I turned from that thought, and, glancing at the work into which I had thrown all my learning, methodized into system with all my art, I recalled the pity which Mrs. Poyntz had expressed for my meditated waste of mind. The tone of superiority which this incarnation of common-sense accompanied by uncommon will assumed over all that was too deep or too high for her comprehension had sometimes amused me; thinking over it now, it piqued. I said to myself, “After all, I shall bear with me such solace as intellectual occupation can afford. I shall have leisure to complete this labour; and a record that I have lived and thought may outlast all the honours which worldly ambition may bestow upon Ashleigh Summer!” And, as I so murmured, my hand, mechanically selecting the books I needed, fell on the Bible that Julius Faber had given to me.

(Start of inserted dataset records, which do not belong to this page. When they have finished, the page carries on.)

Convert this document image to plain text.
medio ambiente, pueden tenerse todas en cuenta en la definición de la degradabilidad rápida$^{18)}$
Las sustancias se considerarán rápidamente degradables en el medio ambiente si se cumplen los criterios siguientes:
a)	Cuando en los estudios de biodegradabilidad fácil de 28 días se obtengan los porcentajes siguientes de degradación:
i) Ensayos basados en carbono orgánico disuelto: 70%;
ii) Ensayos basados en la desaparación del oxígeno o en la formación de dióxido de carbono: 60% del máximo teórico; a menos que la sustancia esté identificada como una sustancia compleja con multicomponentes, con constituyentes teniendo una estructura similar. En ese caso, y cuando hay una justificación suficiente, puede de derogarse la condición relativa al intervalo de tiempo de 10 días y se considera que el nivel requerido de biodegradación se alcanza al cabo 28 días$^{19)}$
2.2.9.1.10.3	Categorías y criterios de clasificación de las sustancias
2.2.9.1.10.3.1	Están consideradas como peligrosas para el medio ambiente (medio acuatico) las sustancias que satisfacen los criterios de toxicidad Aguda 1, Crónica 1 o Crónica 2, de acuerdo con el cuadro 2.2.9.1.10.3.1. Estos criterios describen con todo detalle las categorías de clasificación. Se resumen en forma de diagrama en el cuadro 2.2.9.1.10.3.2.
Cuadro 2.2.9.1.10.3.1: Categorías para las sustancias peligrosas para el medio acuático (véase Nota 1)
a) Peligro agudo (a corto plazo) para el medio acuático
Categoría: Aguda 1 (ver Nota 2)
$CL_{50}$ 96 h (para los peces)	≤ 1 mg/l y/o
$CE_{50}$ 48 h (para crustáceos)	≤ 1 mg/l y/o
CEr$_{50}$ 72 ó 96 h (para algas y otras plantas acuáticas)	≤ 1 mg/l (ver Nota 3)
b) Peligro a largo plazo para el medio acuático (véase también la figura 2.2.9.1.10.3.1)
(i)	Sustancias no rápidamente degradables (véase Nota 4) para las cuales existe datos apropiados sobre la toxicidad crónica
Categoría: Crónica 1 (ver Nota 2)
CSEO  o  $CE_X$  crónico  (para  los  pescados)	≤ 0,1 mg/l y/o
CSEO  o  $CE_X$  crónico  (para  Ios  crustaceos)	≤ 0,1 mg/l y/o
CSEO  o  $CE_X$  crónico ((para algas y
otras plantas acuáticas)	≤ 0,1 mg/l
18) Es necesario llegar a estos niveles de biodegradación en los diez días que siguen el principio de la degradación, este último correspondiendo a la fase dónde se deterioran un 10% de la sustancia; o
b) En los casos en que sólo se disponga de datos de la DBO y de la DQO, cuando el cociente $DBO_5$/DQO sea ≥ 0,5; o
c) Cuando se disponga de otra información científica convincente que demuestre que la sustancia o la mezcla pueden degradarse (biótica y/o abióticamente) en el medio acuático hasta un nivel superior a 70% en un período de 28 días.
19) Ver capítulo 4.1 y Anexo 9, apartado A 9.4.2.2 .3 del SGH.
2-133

It opened at the Second Book of Esdras, which our Church places amongst the Apocrypha, and is generally considered by scholars to have been written in the first or second century of the Christian era,28— but in which the questions raised by man in the remotest ages, to which we can trace back his desire “to comprehend the ways of the Most High,” are invested with a grandeur of thought and sublimity of word to which I know of no parallel in writers we call profane.
My eye fell on this passage in the lofty argument between the Angel whose name was Uriel, and the Prophet, perplexed by his own cravings for knowledge:—
“He (the Angel) answered me, and said, I went into a forest, into a plain, and the trees took counsel,
“And said, Come, let us go and make war against the sea, that it may depart away before us, and that we may make us more woods.
“The floods of the sea also in like manner took counsel, and said, Come, let us go up and subdue the woods of the plain, that there also we may make us another country.
“The thought of the wood was in vain, for the fire came and consumed it.
“The thought of the floods of the sea came likewise to nought, for the sand stood up and stopped them.
“If thou went judge now betwixt these two, whom wouldst thou begin to justify; or whom wouldst thou condemn?
“I answered and said, Verily it is a foolish thought that they both have devised; for the ground is given unto the wood, and the sea also hath his place to bear his floods.
“Then answered he me, and said, Thou halt given a right judgment; but why judgest thou not thyself also?
“For like as the ground is given unto the wood, and the sea to his floods, even so they that dwell upon the earth may understand nothing but that which is upon the earth; and He that dwelleth above the heavens may only understand the things that are above the height of the heavens.”
I paused at those words, and, closing the Sacred Volume, fell into deep, unquiet thought.
28 Such is the supposition of Jahn. Dr. Lee, however, is of opinion that the author was contemporary, and, indeed, identical, with the author of the Book of Enoch.